Thinking problems due to the non-use of kanji

It is said that the South Koreans have the national characteristic of putting emotion prior to reason. I think that the elimination of kanji culture has greatly affected the Japan-South Korea diplomatic relationships, which has become a serious obstacle to conducting reasonable dialogues.

I once saw a video showing the discussion between old Koreans in their eighties who had graduated from the Seoul University in the Korean Peninsula during the Japanese rule and the war-time journalist Mr. Inoue Kazuhiko. I was totally amazed at the Japanese language fluently spoken by those old Korean men with their use of respectful and humble language and their wide vocabulary of Japanese. South Koreans living in Japan and those Koreans now studying in Japan learn kanji in the Japanese culture and I feel that they are very different from the South Koreans living in Korea in their thinking and judging abilities.

Of course, Hangul has excellent features, and I am simply amazed at the current Koreans’ quickness in action and thinking with their promotional power and wonderful energy.
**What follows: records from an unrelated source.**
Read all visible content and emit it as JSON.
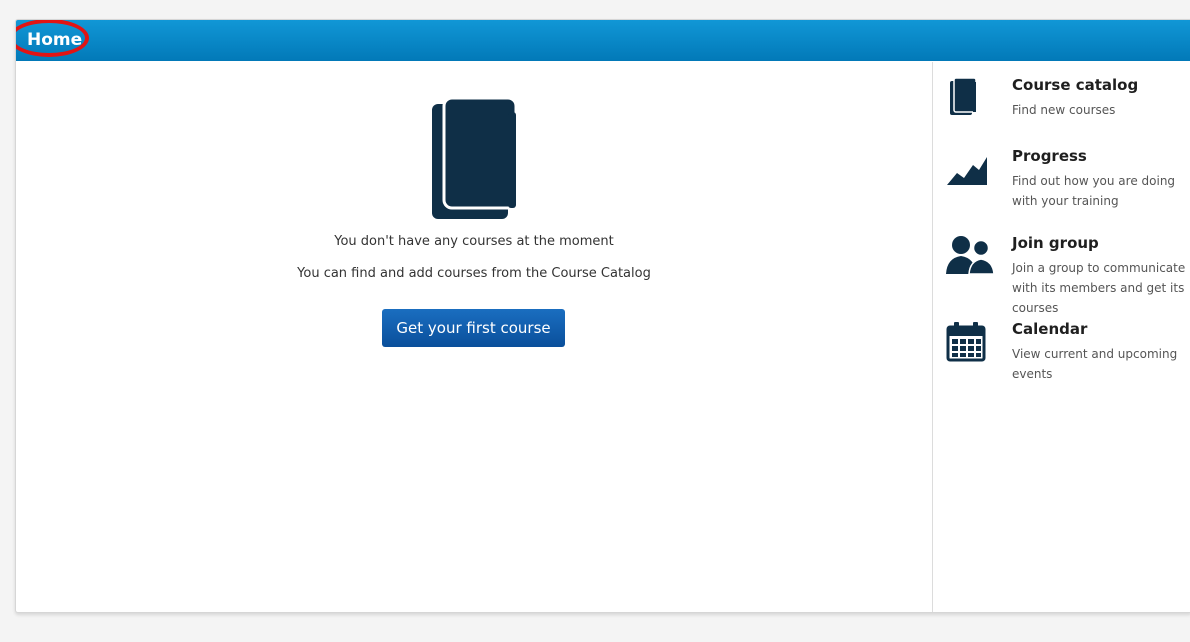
{
  "header": {
    "title": "Home"
  },
  "main": {
    "message_1": "You don't have any courses at the moment",
    "message_2": "You can find and add courses from the Course Catalog",
    "cta_label": "Get your first course"
  },
  "sidebar": {
    "items": [
      {
        "title": "Course catalog",
        "desc": "Find new courses",
        "icon": "book-icon"
      },
      {
        "title": "Progress",
        "desc": "Find out how you are doing with your training",
        "icon": "chart-icon"
      },
      {
        "title": "Join group",
        "desc": "Join a group to communicate with its members and get its courses",
        "icon": "group-icon"
      },
      {
        "title": "Calendar",
        "desc": "View current and upcoming events",
        "icon": "calendar-icon"
      }
    ]
  },
  "colors": {
    "header_blue": "#0a8cd0",
    "icon_dark": "#0f2f47",
    "cta_blue": "#0f5da9",
    "highlight_red": "#e11414"
  }
}
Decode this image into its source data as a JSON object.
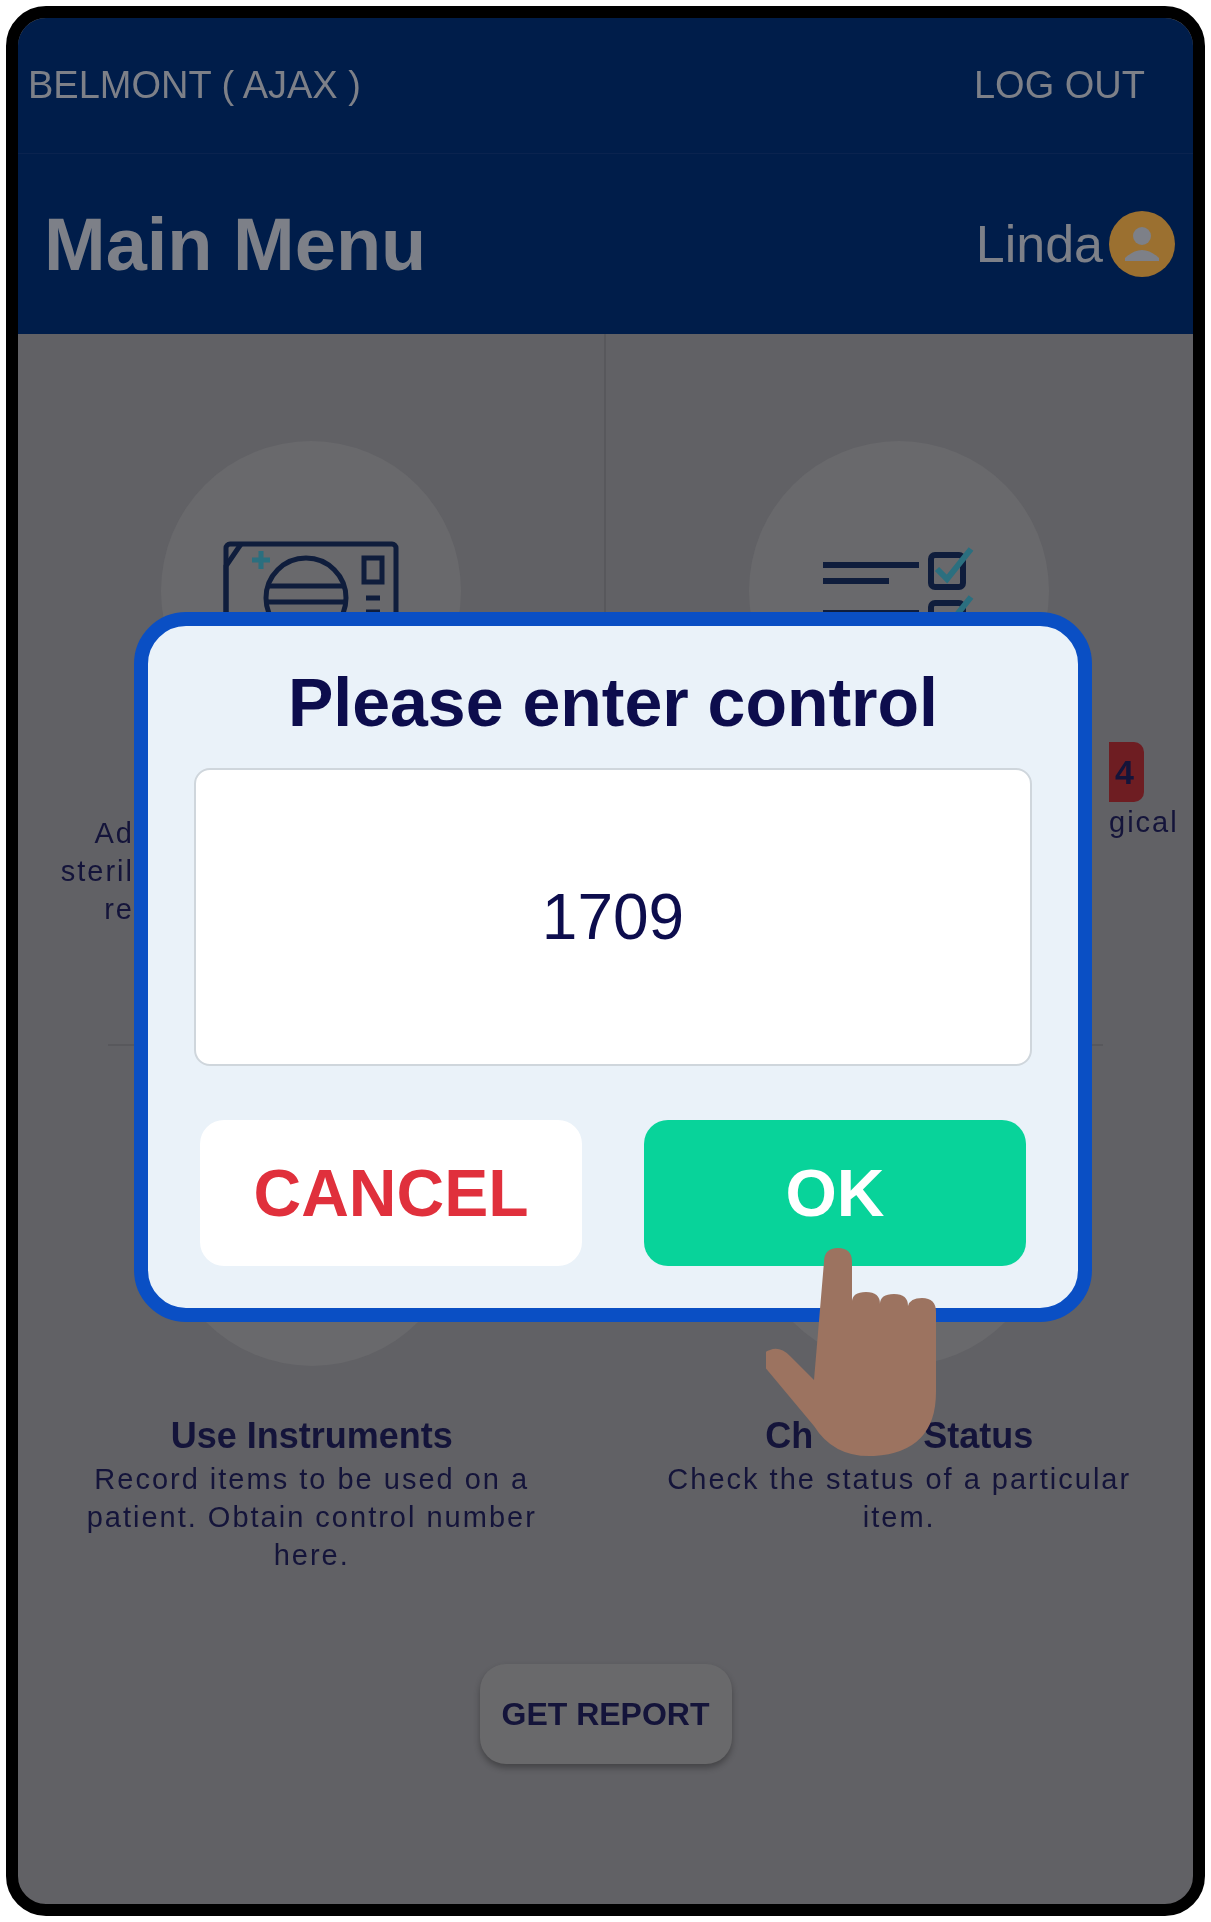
{
  "top_bar": {
    "location": "BELMONT ( AJAX )",
    "logout": "LOG OUT"
  },
  "header": {
    "title": "Main Menu",
    "user": "Linda"
  },
  "cards": [
    {
      "kind": "covered_left",
      "lines": [
        "Ad",
        "steril",
        "re"
      ]
    },
    {
      "kind": "covered_right",
      "badge": "4",
      "lines": [
        "gical"
      ]
    },
    {
      "kind": "full",
      "title_parts": [
        "Use Instruments"
      ],
      "description": "Record items to be used on a patient. Obtain control number here."
    },
    {
      "kind": "full",
      "title_parts": [
        "Ch",
        "Status"
      ],
      "description": "Check the status of a particular item."
    }
  ],
  "dialog": {
    "title": "Please enter control",
    "value": "1709",
    "buttons": [
      {
        "label": "CANCEL",
        "kind": "cancel"
      },
      {
        "label": "OK",
        "kind": "confirm"
      }
    ]
  },
  "report_button": "GET REPORT"
}
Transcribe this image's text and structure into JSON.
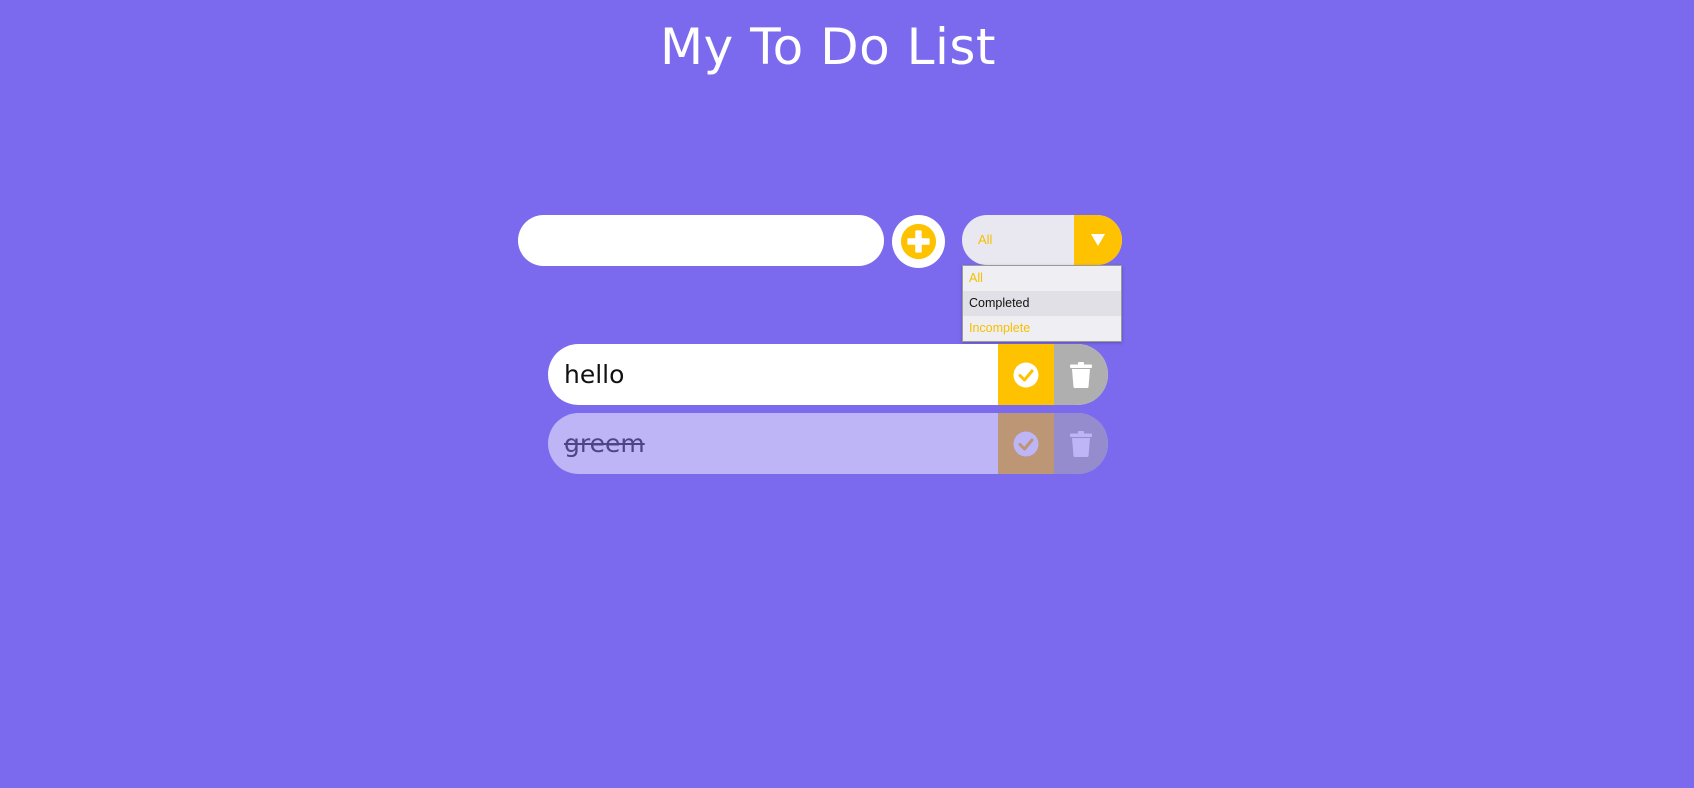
{
  "app": {
    "title": "My To Do List"
  },
  "form": {
    "input_value": "",
    "input_placeholder": ""
  },
  "filter": {
    "selected": "All",
    "options": [
      "All",
      "Completed",
      "Incomplete"
    ],
    "highlighted_option": "Completed"
  },
  "todos": [
    {
      "text": "hello",
      "completed": false
    },
    {
      "text": "greem",
      "completed": true
    }
  ],
  "icons": {
    "add": "plus-circle-icon",
    "dropdown": "caret-down-icon",
    "complete": "check-circle-icon",
    "delete": "trash-icon"
  },
  "colors": {
    "background": "#7b6aee",
    "accent": "#ffc200",
    "trash": "#afafaf",
    "surface": "#ffffff"
  }
}
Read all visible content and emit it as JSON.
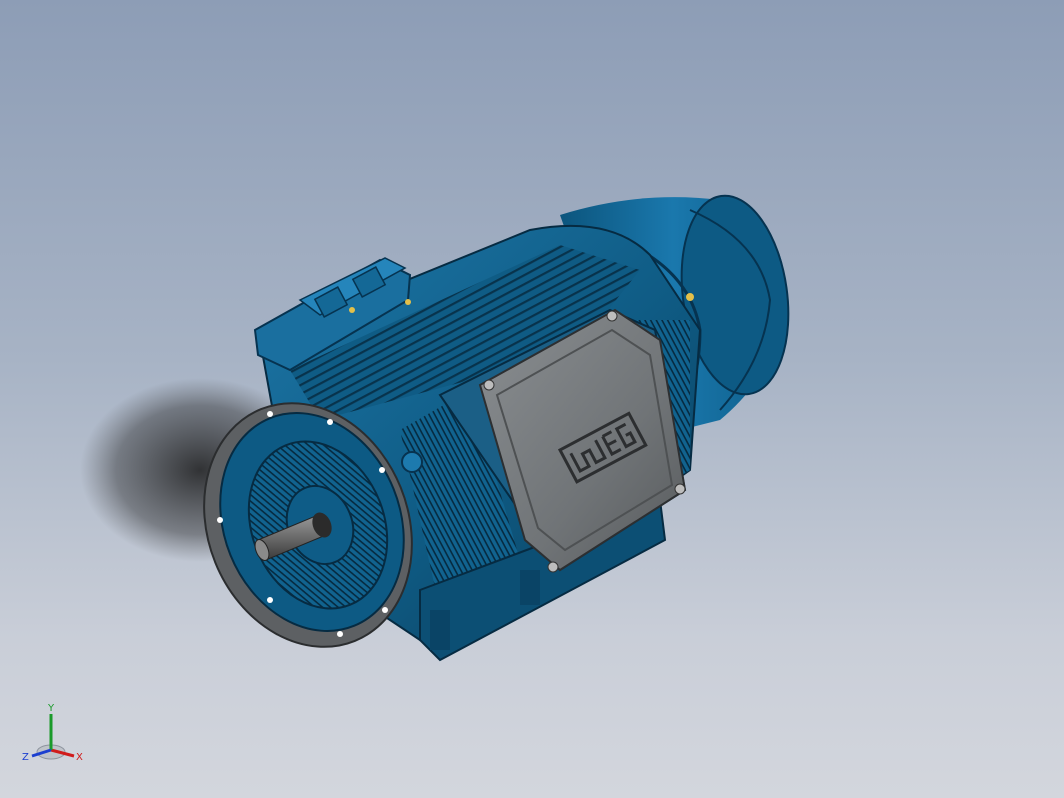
{
  "viewport": {
    "background_top": "#8d9db6",
    "background_bottom": "#d3d6dd"
  },
  "model": {
    "body_color": "#0f5b84",
    "body_dark": "#0a3f5e",
    "terminal_box_color": "#707477",
    "brand_logo": "weg"
  },
  "triad": {
    "x_label": "X",
    "y_label": "Y",
    "z_label": "Z",
    "x_color": "#d01c1c",
    "y_color": "#1a9a2a",
    "z_color": "#1c3fd0"
  }
}
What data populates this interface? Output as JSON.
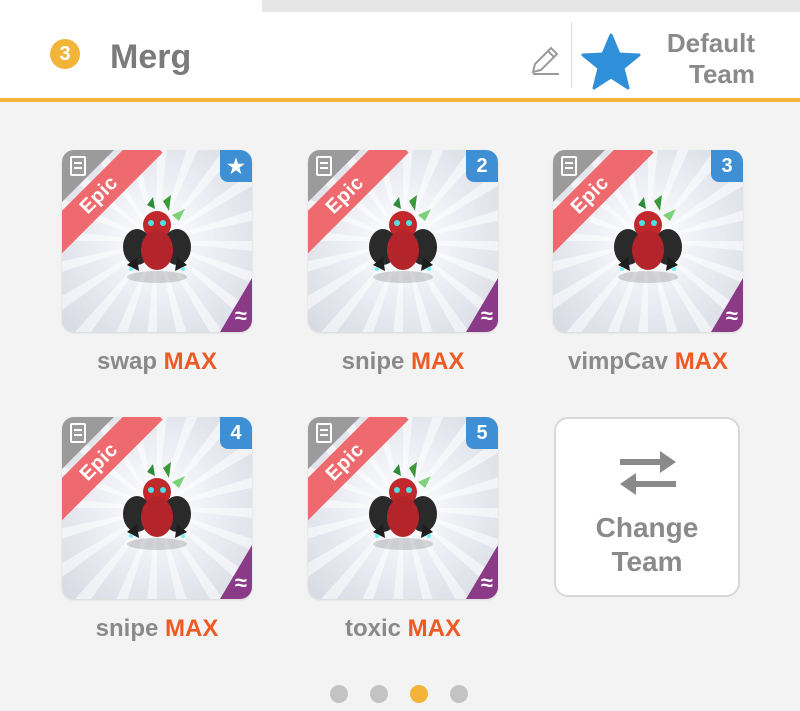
{
  "header": {
    "badge_number": "3",
    "team_name": "Merg",
    "default_line1": "Default",
    "default_line2": "Team",
    "edit_icon": "pencil-icon",
    "star_icon": "star-icon"
  },
  "cards": [
    {
      "rarity": "Epic",
      "corner": "★",
      "corner_icon": "star-icon",
      "element_icon": "wave-icon",
      "name": "swap",
      "level": "MAX"
    },
    {
      "rarity": "Epic",
      "corner": "2",
      "element_icon": "wave-icon",
      "name": "snipe",
      "level": "MAX"
    },
    {
      "rarity": "Epic",
      "corner": "3",
      "element_icon": "wave-icon",
      "name": "vimpCav",
      "level": "MAX"
    },
    {
      "rarity": "Epic",
      "corner": "4",
      "element_icon": "wave-icon",
      "name": "snipe",
      "level": "MAX"
    },
    {
      "rarity": "Epic",
      "corner": "5",
      "element_icon": "wave-icon",
      "name": "toxic",
      "level": "MAX"
    }
  ],
  "change_team": {
    "line1": "Change",
    "line2": "Team",
    "icon": "swap-arrows-icon"
  },
  "pagination": {
    "total": 4,
    "active": 3
  },
  "colors": {
    "accent": "#f2b53a",
    "rarity_epic": "#ef6a6e",
    "slot_blue": "#3f8fd4",
    "element_purple": "#8a3a86",
    "max_orange": "#ee5a24",
    "star_blue": "#2f8fd8"
  }
}
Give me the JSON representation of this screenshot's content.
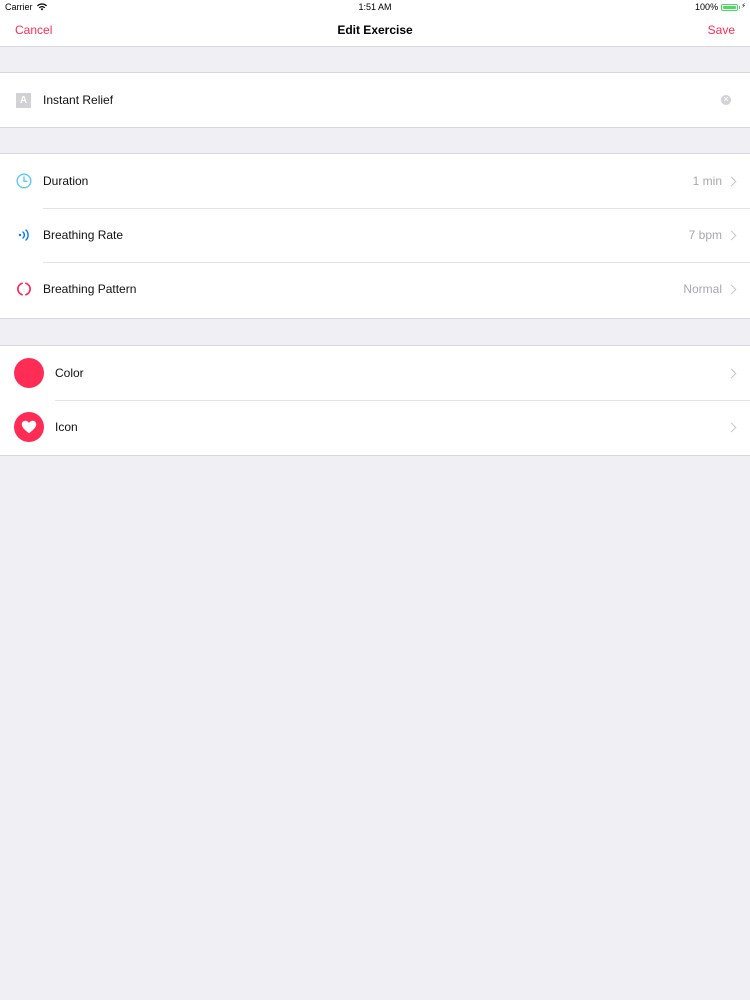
{
  "status_bar": {
    "carrier": "Carrier",
    "time": "1:51 AM",
    "battery": "100%"
  },
  "nav": {
    "cancel": "Cancel",
    "title": "Edit Exercise",
    "save": "Save"
  },
  "colors": {
    "accent": "#ff2d55",
    "duration_icon": "#5ac8fa",
    "rate_icon": "#007aff",
    "pattern_icon": "#ff2d55",
    "chosen_color": "#ff2d55"
  },
  "name_field": {
    "icon": "text-field-icon",
    "icon_letter": "A",
    "value": "Instant Relief"
  },
  "settings": [
    {
      "icon": "clock-icon",
      "label": "Duration",
      "value": "1 min"
    },
    {
      "icon": "breathing-rate-icon",
      "label": "Breathing Rate",
      "value": "7 bpm"
    },
    {
      "icon": "breathing-pattern-icon",
      "label": "Breathing Pattern",
      "value": "Normal"
    }
  ],
  "appearance": [
    {
      "icon": "color-swatch",
      "label": "Color"
    },
    {
      "icon": "heart-icon",
      "label": "Icon"
    }
  ]
}
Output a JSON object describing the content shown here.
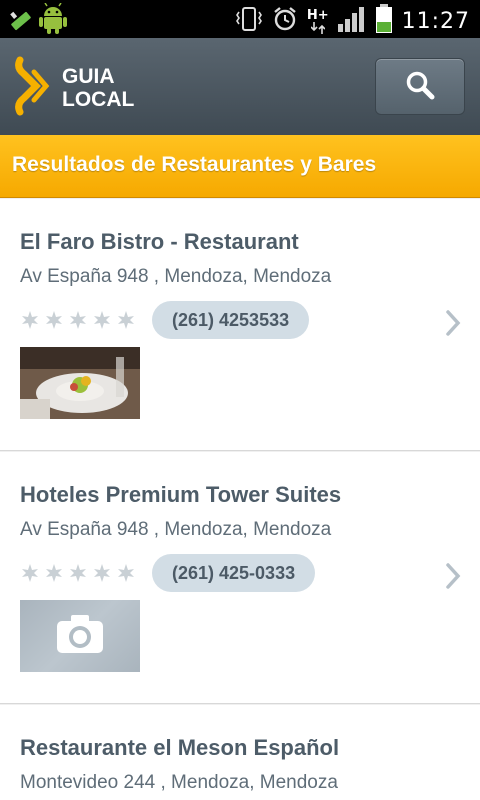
{
  "status_bar": {
    "time": "11:27",
    "network_type": "H+"
  },
  "header": {
    "logo_line1": "GUIA",
    "logo_line2": "LOCAL",
    "brand_color": "#f6a900"
  },
  "section": {
    "title": "Resultados de Restaurantes y Bares"
  },
  "results": [
    {
      "name": "El Faro Bistro - Restaurant",
      "address": "Av España 948 ,  Mendoza, Mendoza",
      "rating": 0,
      "phone": "(261) 4253533",
      "thumbnail": "food-photo"
    },
    {
      "name": "Hoteles Premium Tower Suites",
      "address": "Av España 948 ,  Mendoza, Mendoza",
      "rating": 0,
      "phone": "(261) 425-0333",
      "thumbnail": "camera-placeholder-icon"
    },
    {
      "name": "Restaurante el Meson Español",
      "address": "Montevideo 244 ,  Mendoza, Mendoza"
    }
  ]
}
In December 2019, Mr. Kim Byungheon started it all with the action for the removal of the comfort woman statue in front of the Japanese Embassy in Seoul, in which I have been participating myself. Mr. Kim Byungheon is the President of the Korean History Textbook Research and represents the National Action to Abolish the Comfort Women Act. How can he continue to gallantly reveal lies in the anti-Japan South Korea and to undauntedly tell the truth when such opinions are suppressed in South Korea? Where does his swift action and ability to analyze the situation come from? I believe that is because director Kim Byungheon majored in Chinese classical literature and is an expert in kanji, faithfully conforming to the meaning what kanji bears. He is far more considerate and sophisticated than other Koreans. While ordinary South Koreans are apt to swallow the distorted history they were taught, director Kim is superbly quick to detect lies and fallacies.

In 2014 and onwards, director Kim at the Korean History Textbook Research directly made many phone calls to publishers about the many mistakes found in school textbooks and pointed out errors and corrected them, which is a truly remarkable achievement.

According to director Kim Byungheon, particularly, 99% of the statements regarding Japan in Korean modern history are either fabricated or distorted. This year will be the fifth anniversary of the movement of the National Action to Abolish the Comfort Women Act led by director Kim Byungheon. I believe that the rich idea and powerful action within the movement have been formed, based on the Korean trait of thinking and swift action, combined with a thoroughly thought-out theoretical philosophy well versed in kanji and conscientious morality.

Resume the use of kanji in writing

Therefore, South Korea, having deleted kanji culture, should gradually resume the use of kanji in school education and spread it throughout the Korean society.

Incidentally, it was at the time of the Park Chung-hee government that the exclusive use of Hangul in South Korea was implemented. In May 1968, President Park instructed his cabinet to establish a five-year plan for exclusive use of Hangul, setting 1973 as the goal. Since then, President Park himself changed all writings into Hangul. Then, in October that year, the goal was reset to be 1970, three years earlier than the original plan, together with powerful seven-articled instruction, concentrating on the use of Hangul. The concept of the deletion of kanji and exclusive use of Hangul policy “regards the ideographic kanji as anti-modern in the modernization trend. Through the linguistic life of our country, it is considered a part of enlightening efforts to eliminate kanji. Total elimination of kanji is modernization,” which is simply absurd. It was all because kanji was eliminated completely that South Korea eventually failed to notice the historical lies. Without the revival of kanji writing, it would be impossible to narrow the gap in the historical and international issues between Japan and South Korea.